The situation, as of April 2026, is as follows: Iran is still standing, its nuclear program is intact, its enriched uranium remains underground, and its centrifuges keep spinning. Israel has killed hundreds of civilians, destroyed hospitals and schools, violated every conceivable agreement, and failed to achieve any of its long-term objectives: Iran has not surrendered, Hezbollah has not disarmed, and Hamas has not disappeared. The only ones who have gained anything are U.S. arms manufacturers, whose stock prices rose 15% during the bombings, and far-right Israeli politicians, who have used the war to consolidate their domestic power. But that’s business as usual. The Palestinian, Lebanese, and Iranian people continue to pay the price.

And ceasefires, like this two-week one, are nothing more than traps: Israel uses them to rearm and reconfigure its long-term plan, the United States uses them to pretend it’s doing something for peace, and Iran uses them to continue enriching uranium. Everyone lies, everyone deceives, but there is a fundamental difference: while Iran lies to survive, Israel and the United States lie to dominate. And that difference, for those who know how to look, changes everything.
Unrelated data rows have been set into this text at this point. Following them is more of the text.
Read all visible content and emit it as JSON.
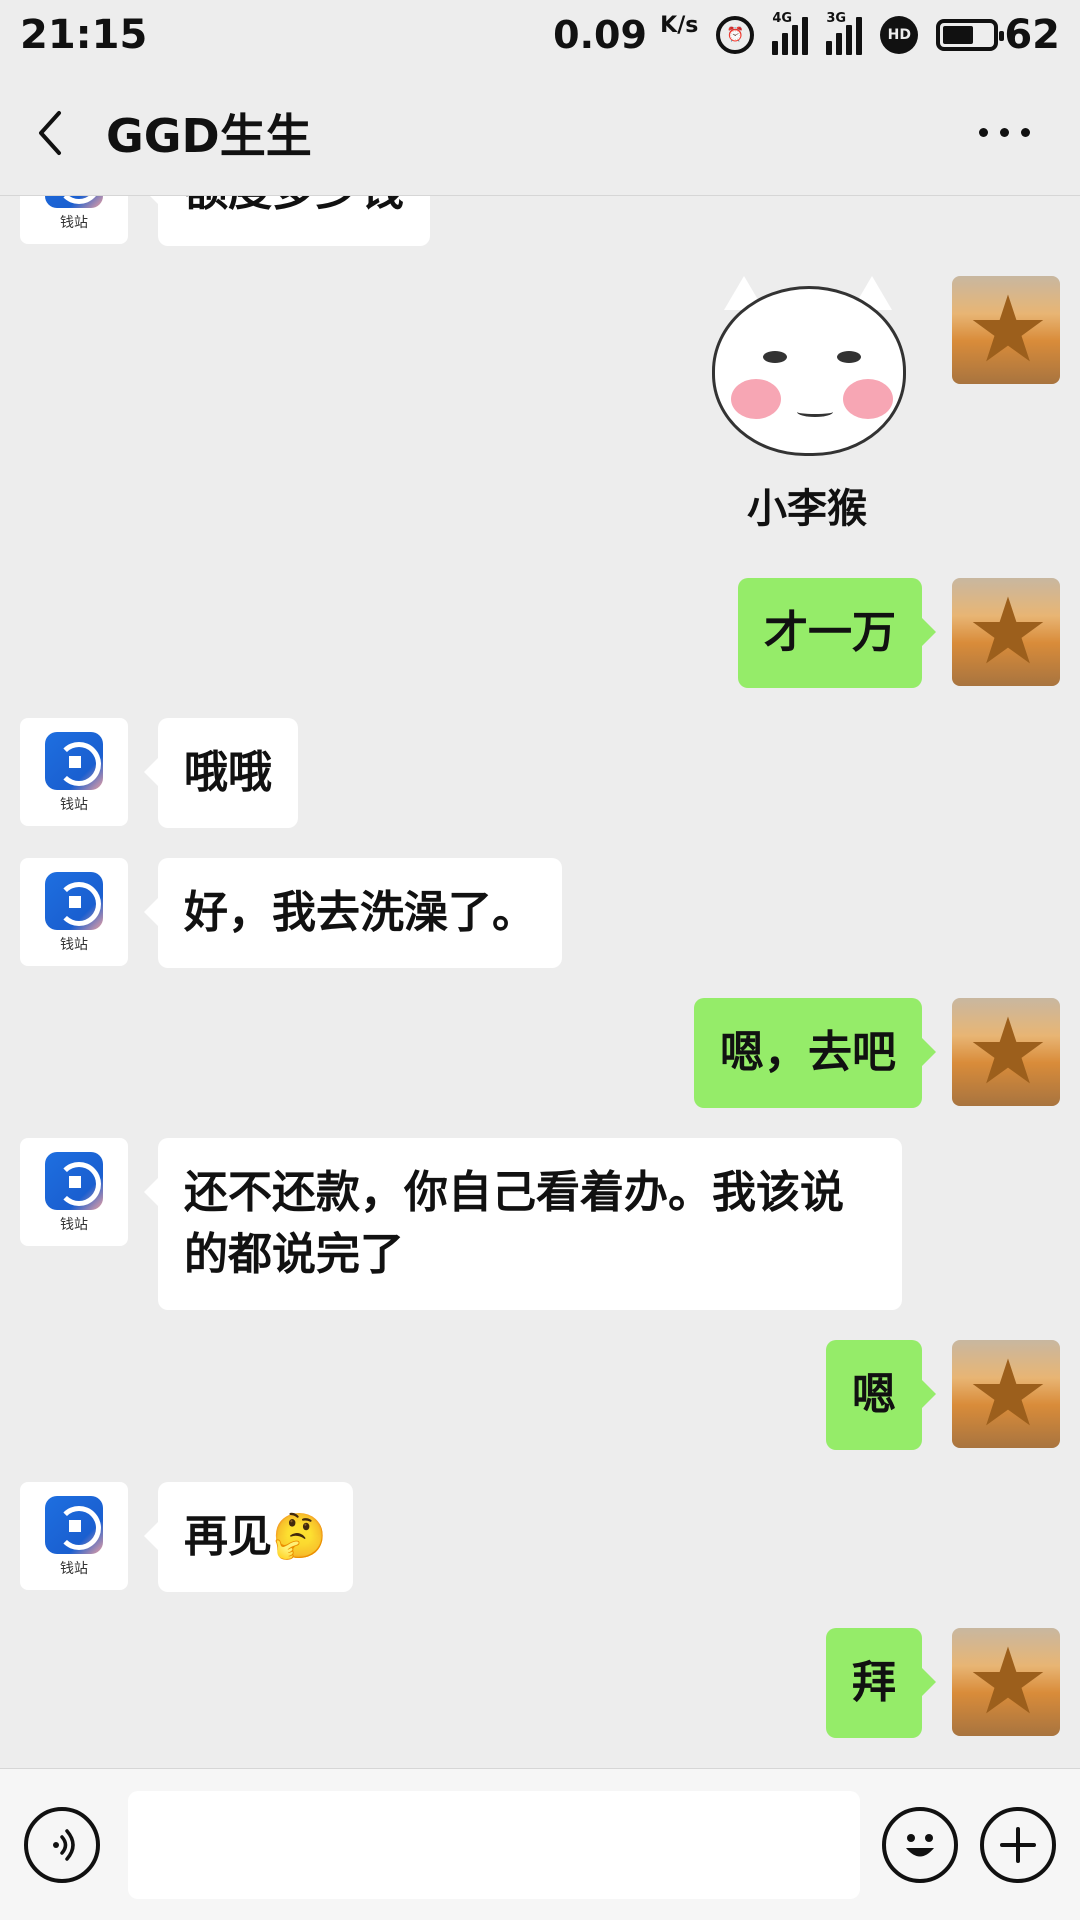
{
  "status_bar": {
    "time": "21:15",
    "net_speed": "0.09",
    "net_unit": "K/s",
    "sim1_tag": "4G",
    "sim2_tag": "3G",
    "hd_label": "HD",
    "battery_level": 62,
    "battery_text": "62"
  },
  "header": {
    "title": "GGD生生"
  },
  "contact": {
    "app_name": "钱站"
  },
  "messages": [
    {
      "side": "in",
      "text": "额度多少钱"
    },
    {
      "side": "out",
      "type": "sticker",
      "caption": "小李猴"
    },
    {
      "side": "out",
      "text": "才一万"
    },
    {
      "side": "in",
      "text": "哦哦"
    },
    {
      "side": "in",
      "text": "好，我去洗澡了。"
    },
    {
      "side": "out",
      "text": "嗯，去吧"
    },
    {
      "side": "in",
      "text": "还不还款，你自己看着办。我该说的都说完了"
    },
    {
      "side": "out",
      "text": "嗯"
    },
    {
      "side": "in",
      "text": "再见🤔"
    },
    {
      "side": "out",
      "text": "拜"
    }
  ],
  "input": {
    "value": "",
    "placeholder": ""
  },
  "icons": {
    "back": "chevron-left-icon",
    "more": "more-icon",
    "voice": "voice-icon",
    "emoji": "emoji-icon",
    "plus": "plus-icon"
  },
  "colors": {
    "background": "#ededed",
    "outgoing_bubble": "#95ec69",
    "incoming_bubble": "#ffffff"
  }
}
So no, let’s not expect this April 2026 ceasefire to last beyond what is strictly necessary for each side to recharge its batteries. In a few weeks, or perhaps a few days, the bombings will resound again in Gaza, missiles will once more cross into Lebanon, and the Strait of Hormuz will be closed off again. And in the meantime, the Western media will continue to talk about the “Iranian threat,” European politicians will continue to condemn Hamas and Hezbollah, and the UN will continue to pass resolutions that no one complies with. It is the theater of the absurd, but with real blood.
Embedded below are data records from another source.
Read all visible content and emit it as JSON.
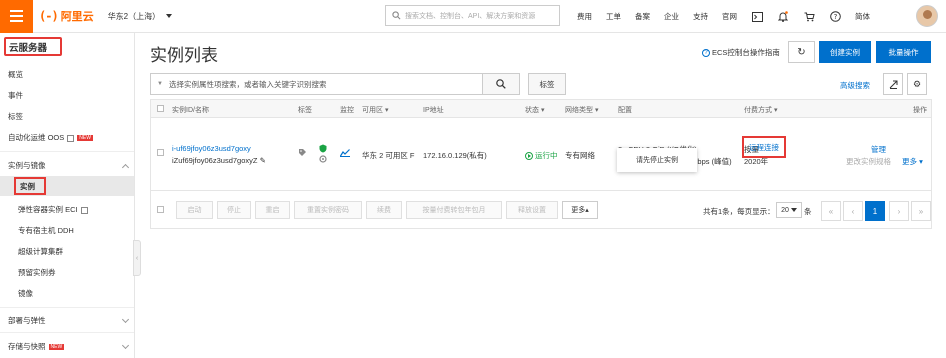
{
  "header": {
    "logo_mark": "(-)",
    "logo_text": "阿里云",
    "region": "华东2（上海）",
    "search_placeholder": "搜索文档、控制台、API、解决方案和资源",
    "nav": [
      "费用",
      "工单",
      "备案",
      "企业",
      "支持",
      "官网"
    ],
    "lang": "简体"
  },
  "sidebar": {
    "title": "云服务器",
    "items": [
      "概览",
      "事件",
      "标签",
      "自动化运维 OOS"
    ],
    "new_badge": "NEW",
    "group_instances": "实例与镜像",
    "active_item": "实例",
    "sub_items": [
      "弹性容器实例 ECI",
      "专有宿主机 DDH",
      "超级计算集群",
      "预留实例券",
      "镜像"
    ],
    "group_deploy": "部署与弹性",
    "group_storage": "存储与快照"
  },
  "main": {
    "title": "实例列表",
    "guide_link": "ECS控制台操作指南",
    "refresh_icon": "↻",
    "create_button": "创建实例",
    "batch_button": "批量操作",
    "filter_placeholder": "选择实例属性项搜索，或者输入关键字识别搜索",
    "tag_button": "标签",
    "advanced_search": "高级搜索"
  },
  "table": {
    "headers": {
      "id": "实例ID/名称",
      "tag": "标签",
      "monitor": "监控",
      "zone": "可用区",
      "ip": "IP地址",
      "status": "状态",
      "network": "网络类型",
      "config": "配置",
      "billing": "付费方式",
      "ops": "操作"
    },
    "row": {
      "id": "i-uf69jfoy06z3usd7goxy",
      "name": "iZuf69jfoy06z3usd7goxyZ",
      "zone": "华东 2 可用区 F",
      "ip": "172.16.0.129(私有)",
      "status": "运行中",
      "network": "专有网络",
      "config_line1": "2 vCPU 2 GiB (I/O优化)",
      "config_type": "ecs.t6-c1m1.large",
      "bandwidth": "0Mbps (峰值)",
      "billing_line1": "按量",
      "billing_line2": "2020年",
      "manage": "管理",
      "remote": "远程连接",
      "change_spec": "更改实例规格",
      "more": "更多"
    },
    "tooltip": "请先停止实例",
    "footer_buttons": [
      "启动",
      "停止",
      "重启",
      "重置实例密码",
      "续费",
      "按量付费转包年包月",
      "释放设置"
    ],
    "footer_more": "更多▴",
    "pager_info": "共有1条，每页显示：",
    "page_size": "20",
    "page_size_unit": "条",
    "pages": [
      "«",
      "‹",
      "1",
      "›",
      "»"
    ]
  }
}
And in the end, when future historians look back, they will wonder how it was possible that the world allowed, for so many decades, a handful of fanatics in Washington and Tel Aviv to decide the fate of millions of people. Or perhaps they won’t wonder, because by then we will already be immersed in the next war—bigger, crueler, more definitive. And this shoddy truce will be nothing more than a footnote in the book of horrors. Welcome to the Middle East, where peace is the interval between two crimes.